Turi extendió una mano enguantada.
—Oh, Ahmose, lo siento —dijo—. Dile a Aahmes-Nefertari cuánto lo siento. —No había formalidad en las palabras de Turi. Conocía a la familia desde hacía mucho. Ahmose sonrió.
—Yo soy el jefe de todos los ejércitos, pero tú eres el general que manda mi principal división —dijo—. Quiero que ocupes mi lugar mientras yo no esté. Tienes autoridad para tomar las decisiones necesarias relativas a la eficiencia y el bienestar del ejército, Turi. Hay que ocuparse del abastecimiento de agua. Consulta a menudo con Abana. Da a los keftianos toda aquello razonable que reclamen. Espero informes regulares, pero no creo que haya nada nuevo. Destaca soldados para que vayan a cazar al pie de las montañas. Que se ocupen de proveeros de la carne fresca que encuentren. Pero insísteles en que deben mantenerse alejados de las tribus.

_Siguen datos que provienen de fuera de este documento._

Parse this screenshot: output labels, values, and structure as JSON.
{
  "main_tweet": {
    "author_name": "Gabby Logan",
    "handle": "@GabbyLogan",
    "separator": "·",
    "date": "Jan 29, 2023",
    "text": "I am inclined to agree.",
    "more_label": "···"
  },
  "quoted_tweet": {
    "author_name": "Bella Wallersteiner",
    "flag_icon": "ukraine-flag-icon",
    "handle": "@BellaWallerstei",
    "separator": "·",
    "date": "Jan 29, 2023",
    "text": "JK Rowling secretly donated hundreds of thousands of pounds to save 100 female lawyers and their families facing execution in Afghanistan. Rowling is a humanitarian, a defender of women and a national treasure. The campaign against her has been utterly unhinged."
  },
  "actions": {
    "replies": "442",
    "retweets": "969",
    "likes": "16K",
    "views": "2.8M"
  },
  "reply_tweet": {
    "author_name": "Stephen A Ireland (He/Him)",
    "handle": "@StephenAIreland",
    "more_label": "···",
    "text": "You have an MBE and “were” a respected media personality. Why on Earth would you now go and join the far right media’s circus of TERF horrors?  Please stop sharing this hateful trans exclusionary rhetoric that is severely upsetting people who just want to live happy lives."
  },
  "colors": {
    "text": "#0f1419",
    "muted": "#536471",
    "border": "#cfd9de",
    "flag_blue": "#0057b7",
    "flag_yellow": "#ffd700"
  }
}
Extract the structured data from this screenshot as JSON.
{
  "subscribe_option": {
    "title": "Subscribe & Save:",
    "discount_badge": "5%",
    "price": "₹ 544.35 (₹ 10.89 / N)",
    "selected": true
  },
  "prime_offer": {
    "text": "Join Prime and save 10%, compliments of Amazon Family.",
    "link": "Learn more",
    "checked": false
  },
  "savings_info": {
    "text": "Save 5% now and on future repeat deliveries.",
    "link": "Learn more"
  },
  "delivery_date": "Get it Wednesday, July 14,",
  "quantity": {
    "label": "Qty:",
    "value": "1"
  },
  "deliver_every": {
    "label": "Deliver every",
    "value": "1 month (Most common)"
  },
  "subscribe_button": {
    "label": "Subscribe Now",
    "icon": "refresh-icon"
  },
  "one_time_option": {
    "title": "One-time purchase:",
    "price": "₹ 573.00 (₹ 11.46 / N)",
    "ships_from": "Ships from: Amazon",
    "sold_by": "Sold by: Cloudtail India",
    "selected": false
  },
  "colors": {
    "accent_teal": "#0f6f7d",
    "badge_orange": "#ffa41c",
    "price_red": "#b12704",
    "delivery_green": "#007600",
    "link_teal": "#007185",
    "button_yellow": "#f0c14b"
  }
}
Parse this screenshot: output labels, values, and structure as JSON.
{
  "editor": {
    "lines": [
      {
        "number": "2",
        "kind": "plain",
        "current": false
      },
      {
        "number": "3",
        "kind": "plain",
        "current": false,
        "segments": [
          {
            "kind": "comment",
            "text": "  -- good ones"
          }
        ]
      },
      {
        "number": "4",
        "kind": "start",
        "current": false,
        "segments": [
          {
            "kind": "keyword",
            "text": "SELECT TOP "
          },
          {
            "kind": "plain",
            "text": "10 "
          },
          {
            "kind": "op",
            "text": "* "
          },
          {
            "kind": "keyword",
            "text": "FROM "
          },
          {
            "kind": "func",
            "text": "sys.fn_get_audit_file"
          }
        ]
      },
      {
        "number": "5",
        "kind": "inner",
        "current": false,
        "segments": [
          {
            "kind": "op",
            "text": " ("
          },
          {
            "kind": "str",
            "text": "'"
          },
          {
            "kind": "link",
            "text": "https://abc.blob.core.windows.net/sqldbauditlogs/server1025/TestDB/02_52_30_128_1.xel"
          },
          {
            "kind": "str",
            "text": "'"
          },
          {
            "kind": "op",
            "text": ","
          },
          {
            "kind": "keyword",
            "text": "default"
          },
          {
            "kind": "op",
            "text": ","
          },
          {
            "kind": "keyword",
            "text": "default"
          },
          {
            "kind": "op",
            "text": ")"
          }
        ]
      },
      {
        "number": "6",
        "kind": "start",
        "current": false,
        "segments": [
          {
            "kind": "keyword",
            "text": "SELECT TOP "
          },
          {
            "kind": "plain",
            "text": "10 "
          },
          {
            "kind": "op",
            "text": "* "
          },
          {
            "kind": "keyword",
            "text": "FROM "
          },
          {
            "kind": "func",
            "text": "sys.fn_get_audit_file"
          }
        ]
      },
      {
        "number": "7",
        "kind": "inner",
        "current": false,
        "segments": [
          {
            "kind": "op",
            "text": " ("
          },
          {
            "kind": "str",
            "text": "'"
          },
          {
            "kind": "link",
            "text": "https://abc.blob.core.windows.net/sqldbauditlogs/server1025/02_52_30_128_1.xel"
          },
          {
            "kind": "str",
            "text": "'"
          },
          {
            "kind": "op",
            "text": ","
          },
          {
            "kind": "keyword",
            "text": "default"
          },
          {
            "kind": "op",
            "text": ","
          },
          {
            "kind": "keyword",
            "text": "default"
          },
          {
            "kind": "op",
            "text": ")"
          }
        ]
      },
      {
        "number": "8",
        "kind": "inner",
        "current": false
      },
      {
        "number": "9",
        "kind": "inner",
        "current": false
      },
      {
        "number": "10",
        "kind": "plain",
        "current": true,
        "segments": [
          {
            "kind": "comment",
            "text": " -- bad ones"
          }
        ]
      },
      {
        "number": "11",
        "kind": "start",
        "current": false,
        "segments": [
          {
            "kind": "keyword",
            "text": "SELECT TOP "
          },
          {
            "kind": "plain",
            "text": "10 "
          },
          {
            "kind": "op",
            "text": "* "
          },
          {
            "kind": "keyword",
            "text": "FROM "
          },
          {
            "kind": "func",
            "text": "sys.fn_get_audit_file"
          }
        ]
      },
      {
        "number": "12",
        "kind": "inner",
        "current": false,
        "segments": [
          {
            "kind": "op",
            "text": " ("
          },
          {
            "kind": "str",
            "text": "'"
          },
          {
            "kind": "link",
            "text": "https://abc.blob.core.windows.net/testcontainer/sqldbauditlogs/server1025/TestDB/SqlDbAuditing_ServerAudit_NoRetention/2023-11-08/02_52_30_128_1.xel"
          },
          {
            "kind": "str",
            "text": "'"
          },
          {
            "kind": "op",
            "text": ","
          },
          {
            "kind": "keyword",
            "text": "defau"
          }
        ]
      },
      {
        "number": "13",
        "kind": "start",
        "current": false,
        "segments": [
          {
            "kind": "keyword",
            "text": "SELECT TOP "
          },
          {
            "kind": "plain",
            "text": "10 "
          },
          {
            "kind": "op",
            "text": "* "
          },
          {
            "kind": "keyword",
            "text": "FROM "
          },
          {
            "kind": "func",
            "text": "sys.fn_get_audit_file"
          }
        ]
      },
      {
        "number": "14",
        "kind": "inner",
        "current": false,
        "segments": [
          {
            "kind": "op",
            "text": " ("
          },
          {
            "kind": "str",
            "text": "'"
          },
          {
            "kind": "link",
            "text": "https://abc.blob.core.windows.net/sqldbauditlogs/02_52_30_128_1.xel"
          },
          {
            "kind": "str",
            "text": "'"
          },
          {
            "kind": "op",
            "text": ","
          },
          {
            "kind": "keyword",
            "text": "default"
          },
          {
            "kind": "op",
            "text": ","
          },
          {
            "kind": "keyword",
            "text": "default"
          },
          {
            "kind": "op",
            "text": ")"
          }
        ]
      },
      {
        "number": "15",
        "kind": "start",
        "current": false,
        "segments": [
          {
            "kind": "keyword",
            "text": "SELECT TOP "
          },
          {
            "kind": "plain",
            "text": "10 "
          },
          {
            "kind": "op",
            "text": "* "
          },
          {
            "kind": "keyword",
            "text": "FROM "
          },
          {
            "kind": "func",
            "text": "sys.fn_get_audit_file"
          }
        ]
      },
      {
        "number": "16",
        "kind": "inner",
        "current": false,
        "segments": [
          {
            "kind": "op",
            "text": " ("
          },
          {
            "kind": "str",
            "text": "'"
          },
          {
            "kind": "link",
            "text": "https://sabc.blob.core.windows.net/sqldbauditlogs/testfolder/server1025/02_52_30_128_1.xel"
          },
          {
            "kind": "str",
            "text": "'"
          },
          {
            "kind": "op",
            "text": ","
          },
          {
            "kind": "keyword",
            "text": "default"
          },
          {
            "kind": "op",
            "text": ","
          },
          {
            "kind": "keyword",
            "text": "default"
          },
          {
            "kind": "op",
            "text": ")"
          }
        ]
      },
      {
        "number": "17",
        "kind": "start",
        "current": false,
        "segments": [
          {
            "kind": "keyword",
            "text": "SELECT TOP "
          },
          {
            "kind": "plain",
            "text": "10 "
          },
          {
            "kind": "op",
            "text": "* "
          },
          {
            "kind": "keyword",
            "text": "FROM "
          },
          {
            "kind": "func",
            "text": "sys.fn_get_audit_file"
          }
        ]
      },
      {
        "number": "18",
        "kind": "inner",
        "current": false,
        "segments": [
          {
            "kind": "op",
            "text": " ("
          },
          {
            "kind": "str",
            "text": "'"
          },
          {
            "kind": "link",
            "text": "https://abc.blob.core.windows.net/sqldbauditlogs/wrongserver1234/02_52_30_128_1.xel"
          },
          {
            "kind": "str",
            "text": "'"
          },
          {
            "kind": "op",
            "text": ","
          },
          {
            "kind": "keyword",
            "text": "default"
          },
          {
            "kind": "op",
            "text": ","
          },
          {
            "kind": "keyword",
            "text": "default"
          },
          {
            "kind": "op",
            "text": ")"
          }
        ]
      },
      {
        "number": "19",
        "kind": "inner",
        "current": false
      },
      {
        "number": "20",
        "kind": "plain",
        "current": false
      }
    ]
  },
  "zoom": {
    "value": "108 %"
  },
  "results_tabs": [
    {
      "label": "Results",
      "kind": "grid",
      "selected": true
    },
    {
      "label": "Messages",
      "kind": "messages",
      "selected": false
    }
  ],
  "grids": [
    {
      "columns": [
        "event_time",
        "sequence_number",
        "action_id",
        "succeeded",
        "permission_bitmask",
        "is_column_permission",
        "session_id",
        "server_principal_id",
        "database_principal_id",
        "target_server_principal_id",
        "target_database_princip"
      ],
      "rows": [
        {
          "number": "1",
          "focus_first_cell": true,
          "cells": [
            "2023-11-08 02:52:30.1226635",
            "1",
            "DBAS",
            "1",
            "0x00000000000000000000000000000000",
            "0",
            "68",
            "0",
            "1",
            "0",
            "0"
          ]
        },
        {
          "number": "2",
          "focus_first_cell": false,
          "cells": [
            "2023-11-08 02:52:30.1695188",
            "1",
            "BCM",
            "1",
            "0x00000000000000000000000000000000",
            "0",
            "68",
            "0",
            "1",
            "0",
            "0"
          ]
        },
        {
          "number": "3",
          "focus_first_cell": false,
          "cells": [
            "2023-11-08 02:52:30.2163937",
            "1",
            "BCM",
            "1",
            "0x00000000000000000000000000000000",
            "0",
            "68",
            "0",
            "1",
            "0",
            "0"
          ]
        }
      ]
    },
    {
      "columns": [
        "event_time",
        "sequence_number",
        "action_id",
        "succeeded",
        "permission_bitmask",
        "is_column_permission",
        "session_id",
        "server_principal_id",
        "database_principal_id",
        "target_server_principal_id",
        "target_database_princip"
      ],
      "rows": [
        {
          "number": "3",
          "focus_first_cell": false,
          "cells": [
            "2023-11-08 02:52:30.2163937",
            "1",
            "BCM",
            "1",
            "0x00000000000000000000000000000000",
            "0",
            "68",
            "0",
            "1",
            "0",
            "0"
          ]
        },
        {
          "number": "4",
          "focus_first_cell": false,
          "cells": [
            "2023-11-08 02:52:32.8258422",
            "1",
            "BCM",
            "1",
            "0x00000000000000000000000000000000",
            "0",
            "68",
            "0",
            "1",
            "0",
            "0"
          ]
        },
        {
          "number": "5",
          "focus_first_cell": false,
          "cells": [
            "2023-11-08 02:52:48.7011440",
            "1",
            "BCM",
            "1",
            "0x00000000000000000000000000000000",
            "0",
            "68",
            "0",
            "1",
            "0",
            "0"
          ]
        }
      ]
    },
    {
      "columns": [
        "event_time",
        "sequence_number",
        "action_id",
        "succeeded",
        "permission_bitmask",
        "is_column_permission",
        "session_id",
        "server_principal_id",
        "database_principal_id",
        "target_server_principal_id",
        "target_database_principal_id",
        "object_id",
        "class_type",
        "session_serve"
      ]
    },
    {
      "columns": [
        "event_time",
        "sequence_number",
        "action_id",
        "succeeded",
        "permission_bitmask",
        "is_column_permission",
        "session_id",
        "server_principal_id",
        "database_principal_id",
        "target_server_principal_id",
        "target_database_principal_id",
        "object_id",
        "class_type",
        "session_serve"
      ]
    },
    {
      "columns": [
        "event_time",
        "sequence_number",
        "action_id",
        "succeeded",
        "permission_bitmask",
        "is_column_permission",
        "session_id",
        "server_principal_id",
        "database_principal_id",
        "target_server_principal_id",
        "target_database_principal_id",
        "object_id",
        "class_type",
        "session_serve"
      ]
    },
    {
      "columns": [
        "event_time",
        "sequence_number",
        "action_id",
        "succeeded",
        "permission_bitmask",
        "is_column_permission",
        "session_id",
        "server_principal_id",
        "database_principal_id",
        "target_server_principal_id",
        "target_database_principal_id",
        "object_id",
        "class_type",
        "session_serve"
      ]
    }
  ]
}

No quiero otro frente de batalla en nuestro flanco este. —Respiró hondo—. Volveré cuando pueda, pero no hasta que esté seguro de que Aahmes-Nefertari no me necesita.
—Entiendo. ¿Cómo viajarás?
—En carro hasta Het-Uart, y luego en barco. Quizá hubiera sido más rápido embarcar en el Gran Verde en una de las naves que usamos para transportar agua, pero debo inspeccionar sobre la marcha los puestos que he dejado en la ruta terrestre a Egipto. Reúnete con todos los generales cada semana, Turi. El estado de ánimo de un ejército en sitio puede decaer rápidamente. Creo que es todo, a menos que me quieras preguntar algo. —Impulsivamente abrazó a su amigo. Turi le abrazó también sin reticencia antes de besar su mano.
—Que las plantas de tus pies se mantengan firmes, Majestad —dijo—. No te preocupes por Sharuhen. Y no dejes de enviar mis saludos a tu madre. —No quedaba más que decir, pero Ahmose de pronto se sintió renuente a partir. Por un instante observó a las tropas haciendo sus maniobras, al sol que ya estaba en lo alto. «Te enorgullecerías de cómo se han transformado los campesinos en soldados, Kamose», pensó, y subiendo a su carro dio la orden a Mesehti e inició el largo camino a Egipto.